We worked also on the design and application of novel supramolecular organometallic complexes relying on overlooked non-covalent interactions to provide an alternative to current catalytic systems. The project involve the synthesis and characterization of these new complexes and their use in classical and novel (enantioselective) transformations (hydrogenation, hydrosilylation, electrocyclization, etc.).

Photooxygenation of Furans

Furans are amongst the most versatile building blocks in organic synthesis. And, one of the major reasons is the ease with which the C-O bonds can be cleaved, creating an avenue for a large variety of poly(hetero)cyclic scaffolds depending on the substrate pattern of the precursors and the reactions conditions.
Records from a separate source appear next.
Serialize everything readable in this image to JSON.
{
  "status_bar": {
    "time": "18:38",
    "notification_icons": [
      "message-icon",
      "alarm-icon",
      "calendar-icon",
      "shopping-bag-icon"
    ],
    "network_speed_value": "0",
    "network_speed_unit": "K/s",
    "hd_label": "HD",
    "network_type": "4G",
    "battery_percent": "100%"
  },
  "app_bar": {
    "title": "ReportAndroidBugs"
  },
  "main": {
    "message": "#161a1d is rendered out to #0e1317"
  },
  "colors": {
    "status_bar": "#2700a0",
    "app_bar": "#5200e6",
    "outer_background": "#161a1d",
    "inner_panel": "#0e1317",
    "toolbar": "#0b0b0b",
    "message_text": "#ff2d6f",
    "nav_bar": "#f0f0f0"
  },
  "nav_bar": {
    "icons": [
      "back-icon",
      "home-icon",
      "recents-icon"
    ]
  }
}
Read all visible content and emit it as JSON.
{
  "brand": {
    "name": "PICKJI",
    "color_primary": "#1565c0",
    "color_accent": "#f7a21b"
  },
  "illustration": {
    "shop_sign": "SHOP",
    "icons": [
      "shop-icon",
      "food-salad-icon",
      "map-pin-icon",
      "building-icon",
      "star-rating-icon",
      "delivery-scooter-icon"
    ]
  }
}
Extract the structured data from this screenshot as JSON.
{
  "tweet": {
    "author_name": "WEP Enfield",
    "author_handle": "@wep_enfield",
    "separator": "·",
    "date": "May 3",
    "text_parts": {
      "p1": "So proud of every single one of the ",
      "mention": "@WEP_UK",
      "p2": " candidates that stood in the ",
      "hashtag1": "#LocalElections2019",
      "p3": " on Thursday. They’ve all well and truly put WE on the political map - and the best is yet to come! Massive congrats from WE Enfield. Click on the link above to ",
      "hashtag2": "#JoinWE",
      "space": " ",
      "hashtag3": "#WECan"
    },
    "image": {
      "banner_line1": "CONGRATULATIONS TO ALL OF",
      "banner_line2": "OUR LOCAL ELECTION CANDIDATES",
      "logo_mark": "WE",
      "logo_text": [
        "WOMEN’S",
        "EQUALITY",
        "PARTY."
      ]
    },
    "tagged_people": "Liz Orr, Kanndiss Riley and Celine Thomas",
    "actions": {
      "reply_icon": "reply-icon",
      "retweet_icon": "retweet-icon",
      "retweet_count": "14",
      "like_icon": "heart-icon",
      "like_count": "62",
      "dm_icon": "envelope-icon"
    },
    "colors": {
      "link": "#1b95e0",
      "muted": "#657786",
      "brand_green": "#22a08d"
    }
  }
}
Moreover, the interest for furans lies in the fact that their common precursors, furfural and 5-hydroxymethylfurfural, can be directly obtained from biomass derived carbohydrates such as cellulose and hemicellulose. In that respect, the photooxygenation of furans is particularly attractive as this transformation relies on the simple use of singlet oxygen ¹O₂, which can be generated from ground state triplet oxygen by visible light in the presence of trace amounts of a suitable photosensitizer (rose bengal, methylene blue, tetraphenylporphyrin, etc.). As part of our interest in the reactivity of furan derivatives, we investigated the reactivity 2-propargylfurans, which had never been explored with respect to photooxygenation. and demonstrated that they could enable access to a large range of nitrogen-containing cyclopentenones and related compounds through a subtle design of substrates.